Disease Risk Assessment of Mycobacterium bovis in African Lions
American Association of Zoo Veterinarians Conference 2011
Margaret Kosmala1, BS; Philip Miller2, PhD; Douglas Armstrong3, DVM; Roy Bengis4, BVSc, MSc, PhD; Peter Buss5, BVSc, MMedVet; Brenda Daly6; Sam Ferreira7, PhD; Paul Funston8, PhD; Markus Hofmeyr5, BVSc, MRCVS, MDP; Dewald Keet9, BVSc, MMedVet; Craig Packer1, PhD; John P. Pollack10, BS
1Department of Ecology, Evolution, and Behavior, University of Minnesota, St. Paul, MN, USA; 2Conservation Breeding Specialist Group, IUCN Species Survival Commission, Apple Valley, MN, USA; 3Omaha’s Henry Doorly Zoo, Omaha, NE, USA; 4State Veterinary Services, Department of Agriculture, Skukuza, South Africa; 5Veterinary Wildlife Services, South Africa National Parks, Skukuza, South Africa; 6Conservation Breeding Specialist Group Southern Africa, Parkview, South Africa; 7Scientific Services, South Africa National Parks, Skukuza, South Africa; 8Department of Nature Conservation, Tshwane University of Technology, Pretoria, South Africa; 9State Veterinary Services, Department of Agriculture, Phalaborwa, South Africa; 10Department of Information Science, Cornell University, Ithaca, NY, USA
Abstract
In 1995, lions in Kruger National Park were discovered to be infected with Mycobacterium bovis (bovine tuberculosis), a non-endemic disease maintained by the park’s buffalo.1 While M. bovis certainly affects individual animals, it is not known how M. bovis will affect the lion population in Kruger as a whole.
Lions in Kruger contract M. bovis from eating infected buffalo and from other lions (through aerosol transmission and through percutaneous transmission from bite wounds), but measuring these transmission rates directly is difficult.2 We merged a stochastic, spatial, individually-based lion simulation model with a disease model to investigate the relative importance of different modes of M. bovis transmission in Kruger’s lion population. We varied M. bovis transmission rates from buffalo to lion, from mother to cub, from lion to lion within a pride, and from lion to lion between prides within reasonable ranges estimated by experts familiar with the system. We then simulated lion populations and measured population size, disease prevalence, and disease spread over that time.

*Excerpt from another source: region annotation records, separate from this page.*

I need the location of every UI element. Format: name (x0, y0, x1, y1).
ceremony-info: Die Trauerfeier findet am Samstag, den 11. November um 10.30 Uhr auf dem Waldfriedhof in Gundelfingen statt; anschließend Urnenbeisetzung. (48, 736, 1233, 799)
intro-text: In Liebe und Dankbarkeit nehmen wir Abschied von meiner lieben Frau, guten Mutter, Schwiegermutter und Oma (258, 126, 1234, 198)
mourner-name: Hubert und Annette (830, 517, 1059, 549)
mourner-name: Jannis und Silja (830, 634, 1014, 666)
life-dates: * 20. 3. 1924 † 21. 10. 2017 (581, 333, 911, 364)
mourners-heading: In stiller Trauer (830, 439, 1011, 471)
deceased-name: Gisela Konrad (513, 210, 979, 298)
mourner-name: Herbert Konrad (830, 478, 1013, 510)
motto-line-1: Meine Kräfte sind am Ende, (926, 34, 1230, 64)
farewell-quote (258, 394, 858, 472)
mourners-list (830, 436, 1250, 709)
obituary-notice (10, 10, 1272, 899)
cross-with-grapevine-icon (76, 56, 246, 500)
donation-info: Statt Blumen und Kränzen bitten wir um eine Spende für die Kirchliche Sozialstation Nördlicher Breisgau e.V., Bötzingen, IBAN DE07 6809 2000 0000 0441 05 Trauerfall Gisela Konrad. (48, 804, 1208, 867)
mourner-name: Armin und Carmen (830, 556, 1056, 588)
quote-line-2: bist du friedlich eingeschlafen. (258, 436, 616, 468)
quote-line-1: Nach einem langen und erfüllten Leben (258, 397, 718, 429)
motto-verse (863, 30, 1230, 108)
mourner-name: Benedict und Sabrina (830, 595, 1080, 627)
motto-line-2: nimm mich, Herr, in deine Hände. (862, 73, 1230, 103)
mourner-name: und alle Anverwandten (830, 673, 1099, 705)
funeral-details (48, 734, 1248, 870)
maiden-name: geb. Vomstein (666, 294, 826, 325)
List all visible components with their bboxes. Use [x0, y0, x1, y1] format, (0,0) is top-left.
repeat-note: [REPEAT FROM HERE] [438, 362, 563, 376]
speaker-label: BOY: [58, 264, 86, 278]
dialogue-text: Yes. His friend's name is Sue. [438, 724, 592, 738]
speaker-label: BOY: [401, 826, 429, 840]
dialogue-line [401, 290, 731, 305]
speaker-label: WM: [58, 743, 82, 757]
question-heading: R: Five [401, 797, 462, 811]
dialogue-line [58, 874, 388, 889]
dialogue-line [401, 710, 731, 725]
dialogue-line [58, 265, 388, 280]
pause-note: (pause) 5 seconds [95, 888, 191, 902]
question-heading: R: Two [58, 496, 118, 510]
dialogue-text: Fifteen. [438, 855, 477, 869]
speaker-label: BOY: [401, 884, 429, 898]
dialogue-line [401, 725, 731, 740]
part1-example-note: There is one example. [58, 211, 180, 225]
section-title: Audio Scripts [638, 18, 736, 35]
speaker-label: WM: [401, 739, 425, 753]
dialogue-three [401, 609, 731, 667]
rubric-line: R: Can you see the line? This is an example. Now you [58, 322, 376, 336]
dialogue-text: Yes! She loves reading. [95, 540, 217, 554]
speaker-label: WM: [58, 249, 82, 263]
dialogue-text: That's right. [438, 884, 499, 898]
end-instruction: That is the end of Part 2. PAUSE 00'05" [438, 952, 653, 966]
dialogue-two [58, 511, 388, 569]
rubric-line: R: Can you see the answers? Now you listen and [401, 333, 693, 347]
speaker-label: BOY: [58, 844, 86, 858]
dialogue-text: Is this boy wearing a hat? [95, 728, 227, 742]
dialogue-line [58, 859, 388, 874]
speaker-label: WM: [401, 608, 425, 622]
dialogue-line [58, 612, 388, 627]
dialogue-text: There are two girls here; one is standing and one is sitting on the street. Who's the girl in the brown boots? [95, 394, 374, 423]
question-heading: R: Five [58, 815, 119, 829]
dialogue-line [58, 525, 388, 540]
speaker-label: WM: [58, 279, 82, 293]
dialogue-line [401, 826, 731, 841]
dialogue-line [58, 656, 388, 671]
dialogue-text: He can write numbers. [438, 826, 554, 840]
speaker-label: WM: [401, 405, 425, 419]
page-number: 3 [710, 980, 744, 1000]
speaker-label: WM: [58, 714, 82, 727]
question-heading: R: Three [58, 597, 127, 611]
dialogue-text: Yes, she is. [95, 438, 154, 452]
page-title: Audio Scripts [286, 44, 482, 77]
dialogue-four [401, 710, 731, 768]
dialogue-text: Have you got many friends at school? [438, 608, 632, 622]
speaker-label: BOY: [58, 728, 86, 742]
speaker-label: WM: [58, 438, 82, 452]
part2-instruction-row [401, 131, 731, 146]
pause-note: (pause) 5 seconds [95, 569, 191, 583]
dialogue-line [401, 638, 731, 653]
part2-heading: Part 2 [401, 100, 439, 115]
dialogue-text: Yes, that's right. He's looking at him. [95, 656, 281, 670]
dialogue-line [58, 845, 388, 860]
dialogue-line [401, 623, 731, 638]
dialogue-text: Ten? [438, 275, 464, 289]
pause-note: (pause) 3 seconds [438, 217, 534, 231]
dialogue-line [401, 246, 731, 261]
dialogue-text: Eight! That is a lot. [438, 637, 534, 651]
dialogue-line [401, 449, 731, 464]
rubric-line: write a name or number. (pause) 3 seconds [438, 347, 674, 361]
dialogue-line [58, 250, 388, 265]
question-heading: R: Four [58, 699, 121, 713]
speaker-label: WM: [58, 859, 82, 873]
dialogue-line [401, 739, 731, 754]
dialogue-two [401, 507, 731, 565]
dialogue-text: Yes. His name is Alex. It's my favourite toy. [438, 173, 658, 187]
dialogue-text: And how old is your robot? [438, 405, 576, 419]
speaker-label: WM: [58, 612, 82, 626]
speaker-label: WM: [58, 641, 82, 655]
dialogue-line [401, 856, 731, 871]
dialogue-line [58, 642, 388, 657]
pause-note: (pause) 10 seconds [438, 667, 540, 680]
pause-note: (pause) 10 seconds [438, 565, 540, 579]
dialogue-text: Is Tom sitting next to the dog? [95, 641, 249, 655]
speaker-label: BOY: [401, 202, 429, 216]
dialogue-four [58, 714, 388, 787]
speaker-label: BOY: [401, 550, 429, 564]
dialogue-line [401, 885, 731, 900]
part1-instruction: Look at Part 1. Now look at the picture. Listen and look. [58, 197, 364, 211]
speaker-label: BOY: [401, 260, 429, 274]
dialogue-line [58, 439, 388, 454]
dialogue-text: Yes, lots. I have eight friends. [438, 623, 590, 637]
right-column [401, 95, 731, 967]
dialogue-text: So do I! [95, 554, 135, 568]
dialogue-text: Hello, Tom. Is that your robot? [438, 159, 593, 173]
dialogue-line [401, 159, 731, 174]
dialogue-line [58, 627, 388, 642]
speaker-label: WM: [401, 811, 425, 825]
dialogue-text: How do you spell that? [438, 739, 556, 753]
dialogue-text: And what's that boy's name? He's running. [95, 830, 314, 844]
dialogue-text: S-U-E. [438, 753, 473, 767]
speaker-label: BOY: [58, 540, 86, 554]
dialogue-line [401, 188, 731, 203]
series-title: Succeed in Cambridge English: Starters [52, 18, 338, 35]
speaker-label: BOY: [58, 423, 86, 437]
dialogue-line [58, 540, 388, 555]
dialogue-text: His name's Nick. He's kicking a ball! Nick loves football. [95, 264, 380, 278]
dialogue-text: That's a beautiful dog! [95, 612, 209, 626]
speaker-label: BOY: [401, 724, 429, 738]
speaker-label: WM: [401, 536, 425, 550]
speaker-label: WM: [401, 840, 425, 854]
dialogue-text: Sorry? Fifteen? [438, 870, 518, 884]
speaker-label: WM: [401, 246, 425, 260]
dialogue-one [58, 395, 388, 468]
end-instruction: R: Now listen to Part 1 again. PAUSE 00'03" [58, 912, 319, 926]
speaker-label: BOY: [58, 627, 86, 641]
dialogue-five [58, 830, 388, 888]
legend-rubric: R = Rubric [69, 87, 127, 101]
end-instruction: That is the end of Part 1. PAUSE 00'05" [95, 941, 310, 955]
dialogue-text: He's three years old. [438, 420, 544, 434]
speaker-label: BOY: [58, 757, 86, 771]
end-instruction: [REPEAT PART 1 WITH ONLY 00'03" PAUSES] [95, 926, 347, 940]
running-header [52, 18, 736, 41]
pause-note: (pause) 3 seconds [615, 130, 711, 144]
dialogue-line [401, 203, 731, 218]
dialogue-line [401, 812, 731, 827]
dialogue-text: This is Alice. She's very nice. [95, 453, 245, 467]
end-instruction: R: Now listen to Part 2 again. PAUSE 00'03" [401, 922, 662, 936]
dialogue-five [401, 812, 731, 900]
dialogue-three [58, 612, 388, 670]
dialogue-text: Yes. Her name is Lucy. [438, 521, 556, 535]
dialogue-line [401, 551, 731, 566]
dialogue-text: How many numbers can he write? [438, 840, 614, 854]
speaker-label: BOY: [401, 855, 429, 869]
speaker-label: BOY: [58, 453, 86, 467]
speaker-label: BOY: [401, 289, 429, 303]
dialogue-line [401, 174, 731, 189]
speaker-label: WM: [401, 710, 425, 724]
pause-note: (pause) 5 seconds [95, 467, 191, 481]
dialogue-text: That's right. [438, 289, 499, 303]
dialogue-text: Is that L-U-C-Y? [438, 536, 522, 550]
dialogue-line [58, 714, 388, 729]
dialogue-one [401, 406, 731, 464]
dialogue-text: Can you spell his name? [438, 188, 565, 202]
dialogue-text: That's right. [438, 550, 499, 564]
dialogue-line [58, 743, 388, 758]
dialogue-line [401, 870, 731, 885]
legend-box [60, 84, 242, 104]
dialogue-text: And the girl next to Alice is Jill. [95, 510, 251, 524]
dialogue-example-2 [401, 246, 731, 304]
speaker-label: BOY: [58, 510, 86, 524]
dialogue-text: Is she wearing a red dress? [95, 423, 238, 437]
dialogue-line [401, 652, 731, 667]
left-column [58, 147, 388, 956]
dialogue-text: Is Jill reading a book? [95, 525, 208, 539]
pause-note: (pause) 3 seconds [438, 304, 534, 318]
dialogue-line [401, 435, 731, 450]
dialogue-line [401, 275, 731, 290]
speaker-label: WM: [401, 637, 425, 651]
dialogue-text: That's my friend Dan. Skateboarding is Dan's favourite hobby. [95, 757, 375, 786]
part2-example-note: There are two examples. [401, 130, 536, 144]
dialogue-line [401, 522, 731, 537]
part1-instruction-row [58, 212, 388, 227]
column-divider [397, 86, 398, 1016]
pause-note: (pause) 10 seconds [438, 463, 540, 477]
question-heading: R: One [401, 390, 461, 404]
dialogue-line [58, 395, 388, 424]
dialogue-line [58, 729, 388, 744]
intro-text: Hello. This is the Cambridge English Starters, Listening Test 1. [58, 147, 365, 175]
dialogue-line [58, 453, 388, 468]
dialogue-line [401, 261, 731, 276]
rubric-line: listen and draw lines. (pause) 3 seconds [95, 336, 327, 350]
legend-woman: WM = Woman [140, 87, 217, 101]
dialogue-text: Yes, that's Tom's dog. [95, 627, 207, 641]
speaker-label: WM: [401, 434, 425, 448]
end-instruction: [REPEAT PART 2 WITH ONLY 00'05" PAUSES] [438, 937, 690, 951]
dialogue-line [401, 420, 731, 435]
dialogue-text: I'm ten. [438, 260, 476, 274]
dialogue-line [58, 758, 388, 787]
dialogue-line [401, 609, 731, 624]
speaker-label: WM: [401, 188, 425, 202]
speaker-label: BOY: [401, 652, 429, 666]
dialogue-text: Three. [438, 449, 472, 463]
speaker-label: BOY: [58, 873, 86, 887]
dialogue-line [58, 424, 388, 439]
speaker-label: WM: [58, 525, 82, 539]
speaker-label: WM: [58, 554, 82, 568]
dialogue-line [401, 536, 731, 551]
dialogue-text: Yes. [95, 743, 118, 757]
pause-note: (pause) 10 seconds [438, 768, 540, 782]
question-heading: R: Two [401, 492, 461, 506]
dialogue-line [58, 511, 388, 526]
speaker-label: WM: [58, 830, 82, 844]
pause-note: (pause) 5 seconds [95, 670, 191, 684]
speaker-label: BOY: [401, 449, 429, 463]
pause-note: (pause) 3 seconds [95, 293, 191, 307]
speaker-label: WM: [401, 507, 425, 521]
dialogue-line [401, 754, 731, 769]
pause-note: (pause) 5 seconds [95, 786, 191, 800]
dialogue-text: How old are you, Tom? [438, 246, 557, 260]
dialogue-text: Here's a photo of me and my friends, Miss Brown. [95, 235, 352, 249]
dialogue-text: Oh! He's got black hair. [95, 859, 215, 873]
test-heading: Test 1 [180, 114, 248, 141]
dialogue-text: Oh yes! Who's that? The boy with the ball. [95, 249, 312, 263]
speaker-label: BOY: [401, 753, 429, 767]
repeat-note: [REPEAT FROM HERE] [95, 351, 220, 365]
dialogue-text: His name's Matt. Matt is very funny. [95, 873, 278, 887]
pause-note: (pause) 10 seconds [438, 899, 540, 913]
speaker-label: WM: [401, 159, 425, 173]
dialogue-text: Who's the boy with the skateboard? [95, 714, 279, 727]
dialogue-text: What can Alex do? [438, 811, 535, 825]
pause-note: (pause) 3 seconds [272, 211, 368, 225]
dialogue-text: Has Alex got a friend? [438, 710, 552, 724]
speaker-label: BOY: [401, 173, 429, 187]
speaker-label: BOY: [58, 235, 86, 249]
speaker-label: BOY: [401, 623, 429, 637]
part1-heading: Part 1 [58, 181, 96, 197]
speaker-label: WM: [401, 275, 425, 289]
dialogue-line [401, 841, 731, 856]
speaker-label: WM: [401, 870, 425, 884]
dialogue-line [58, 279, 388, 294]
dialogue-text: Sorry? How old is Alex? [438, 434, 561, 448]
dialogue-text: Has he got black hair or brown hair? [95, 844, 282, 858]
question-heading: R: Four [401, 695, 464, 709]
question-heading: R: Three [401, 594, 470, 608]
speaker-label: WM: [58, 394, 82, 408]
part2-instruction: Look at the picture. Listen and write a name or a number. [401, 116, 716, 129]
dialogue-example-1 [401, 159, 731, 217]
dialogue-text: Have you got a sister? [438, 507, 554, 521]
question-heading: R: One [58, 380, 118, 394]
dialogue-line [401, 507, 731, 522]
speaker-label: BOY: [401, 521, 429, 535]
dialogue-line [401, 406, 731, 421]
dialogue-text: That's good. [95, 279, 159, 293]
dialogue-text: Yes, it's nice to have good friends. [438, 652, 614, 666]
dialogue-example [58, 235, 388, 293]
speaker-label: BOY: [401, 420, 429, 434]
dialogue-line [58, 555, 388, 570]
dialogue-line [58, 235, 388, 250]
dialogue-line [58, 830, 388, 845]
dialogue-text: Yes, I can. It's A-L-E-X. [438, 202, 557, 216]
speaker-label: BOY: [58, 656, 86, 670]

We matched our simulation results against observational data of Kruger’s lions to determine the parameter space of possible disease transmission rates. We then used these rates to forecast lion population size and disease prevalence.
The model suggests that transmission of M. bovis from buffalo to lions dominates the spread of bovine tuberculosis in Kruger National Park. It is therefore likely that lions are a spill-over species for M. bovis and that the prevalence and spread of M. bovis in buffalos will be the biggest predictor of prevalence and spread of M. bovis in the lion population.
Literature Cited
1. Keet DF, NPJ Kriek, M-L Penrith, A Michel. Tuberculosis in lions and cheetahs. Proceedings of a Symposium on Lions and Leopards as Game Ranch Animals, Onderstepoort. 1997:151–156.
2. Kee, DF, A Michel, DGA Meltzer. Tuberculosis in free-ranging lions (Panthera leo) in the Kruger National Park. Proceedings of the South African Veterinary Association Biennial Congress. Durban. 2000:232–241.